Factors of Polynomial
When breaking down a polynomial, finding its factors is crucial, as these divisors tell us more about its roots or zeros.
- In the given polynomial \(2x^3 + x^2 - 7x - 6\), after using synthetic division with \(x = -1\), we found a factor: \(x + 1\).
- This process simplifies the polynomial to \(2x^2 - x - 6\), a quadratic that can be further factored.
- For the quadratic, we look for two numbers that multiply to the product of the leading coefficient and the constant term, here \(2 \times -6 = -12\), while also adding to the middle term coefficient, \(-1\).
Real Zeros
Finding the real zeros of a polynomial involves determining the values of \(x\) where the polynomial evaluates to zero, effectively solving for the roots.
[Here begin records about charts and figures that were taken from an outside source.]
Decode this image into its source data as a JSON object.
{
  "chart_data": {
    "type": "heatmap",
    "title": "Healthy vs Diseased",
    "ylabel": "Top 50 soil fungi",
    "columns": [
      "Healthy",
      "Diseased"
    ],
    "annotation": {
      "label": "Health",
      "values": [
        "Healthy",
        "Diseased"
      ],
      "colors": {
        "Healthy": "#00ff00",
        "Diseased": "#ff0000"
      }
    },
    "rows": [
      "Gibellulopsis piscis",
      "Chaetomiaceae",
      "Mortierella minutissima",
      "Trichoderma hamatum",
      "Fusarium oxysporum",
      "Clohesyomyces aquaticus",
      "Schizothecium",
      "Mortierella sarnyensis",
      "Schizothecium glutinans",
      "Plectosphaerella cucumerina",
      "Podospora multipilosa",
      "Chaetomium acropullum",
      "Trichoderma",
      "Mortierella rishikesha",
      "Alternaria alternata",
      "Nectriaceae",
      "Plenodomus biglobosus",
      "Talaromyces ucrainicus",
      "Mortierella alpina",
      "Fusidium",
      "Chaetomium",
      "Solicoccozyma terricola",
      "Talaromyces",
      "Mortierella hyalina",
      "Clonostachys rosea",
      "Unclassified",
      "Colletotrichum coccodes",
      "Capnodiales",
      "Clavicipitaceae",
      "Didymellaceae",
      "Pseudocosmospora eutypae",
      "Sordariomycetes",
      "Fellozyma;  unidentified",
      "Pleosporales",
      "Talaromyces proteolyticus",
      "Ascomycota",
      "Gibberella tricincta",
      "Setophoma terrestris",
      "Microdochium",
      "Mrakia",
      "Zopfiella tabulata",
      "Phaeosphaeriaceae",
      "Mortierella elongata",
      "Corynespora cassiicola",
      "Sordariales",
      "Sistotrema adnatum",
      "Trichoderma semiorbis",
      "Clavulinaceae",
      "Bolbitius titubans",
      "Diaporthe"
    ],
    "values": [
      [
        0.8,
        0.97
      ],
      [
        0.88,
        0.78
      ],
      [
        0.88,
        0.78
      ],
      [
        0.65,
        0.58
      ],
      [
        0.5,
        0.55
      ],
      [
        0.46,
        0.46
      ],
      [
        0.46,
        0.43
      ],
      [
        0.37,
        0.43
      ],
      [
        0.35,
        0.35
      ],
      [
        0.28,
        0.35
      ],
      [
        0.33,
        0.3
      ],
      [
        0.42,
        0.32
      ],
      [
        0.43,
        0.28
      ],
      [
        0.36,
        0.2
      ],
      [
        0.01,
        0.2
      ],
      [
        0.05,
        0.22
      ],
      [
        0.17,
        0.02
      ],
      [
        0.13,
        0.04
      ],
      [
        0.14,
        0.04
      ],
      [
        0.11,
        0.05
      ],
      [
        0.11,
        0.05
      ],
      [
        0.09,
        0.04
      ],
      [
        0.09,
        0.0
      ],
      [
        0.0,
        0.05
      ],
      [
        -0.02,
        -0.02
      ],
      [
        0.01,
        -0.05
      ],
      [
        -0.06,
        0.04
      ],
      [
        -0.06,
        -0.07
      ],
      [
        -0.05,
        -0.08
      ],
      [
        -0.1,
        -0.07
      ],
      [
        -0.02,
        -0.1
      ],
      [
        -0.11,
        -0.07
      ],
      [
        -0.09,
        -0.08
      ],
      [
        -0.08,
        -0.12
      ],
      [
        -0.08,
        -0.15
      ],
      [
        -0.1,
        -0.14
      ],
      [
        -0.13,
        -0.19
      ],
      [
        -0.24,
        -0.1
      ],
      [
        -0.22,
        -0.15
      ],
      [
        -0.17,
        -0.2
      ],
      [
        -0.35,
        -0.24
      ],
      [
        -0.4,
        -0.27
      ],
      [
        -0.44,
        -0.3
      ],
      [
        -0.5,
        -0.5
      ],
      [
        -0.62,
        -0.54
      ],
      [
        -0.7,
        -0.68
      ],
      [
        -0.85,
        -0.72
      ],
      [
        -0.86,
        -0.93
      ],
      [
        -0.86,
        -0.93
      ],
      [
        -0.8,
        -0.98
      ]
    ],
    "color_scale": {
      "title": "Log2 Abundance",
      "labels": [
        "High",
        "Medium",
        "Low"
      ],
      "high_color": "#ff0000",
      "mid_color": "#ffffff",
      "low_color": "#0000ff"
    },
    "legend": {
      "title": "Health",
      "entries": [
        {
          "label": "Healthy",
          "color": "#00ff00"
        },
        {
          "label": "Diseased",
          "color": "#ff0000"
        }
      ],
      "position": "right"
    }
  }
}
- Begin by applying the Rational Zero Theorem that gives potential numbers to verify as zeros. If a number results in a remainder of zero upon using synthetic division, it's a confirmed zero.
- For the quadratic \(2x^2 - x - 6\), setting each factor equal to zero gives real zeros. From \((2x + 3)(x - 2)\), we solve \(2x + 3 = 0\) to get \(x = -\frac{3}{2}\), and \(x - 2 = 0\), which gives \(x = 2\).
- These steps identify all real solutions for the polynomial equation.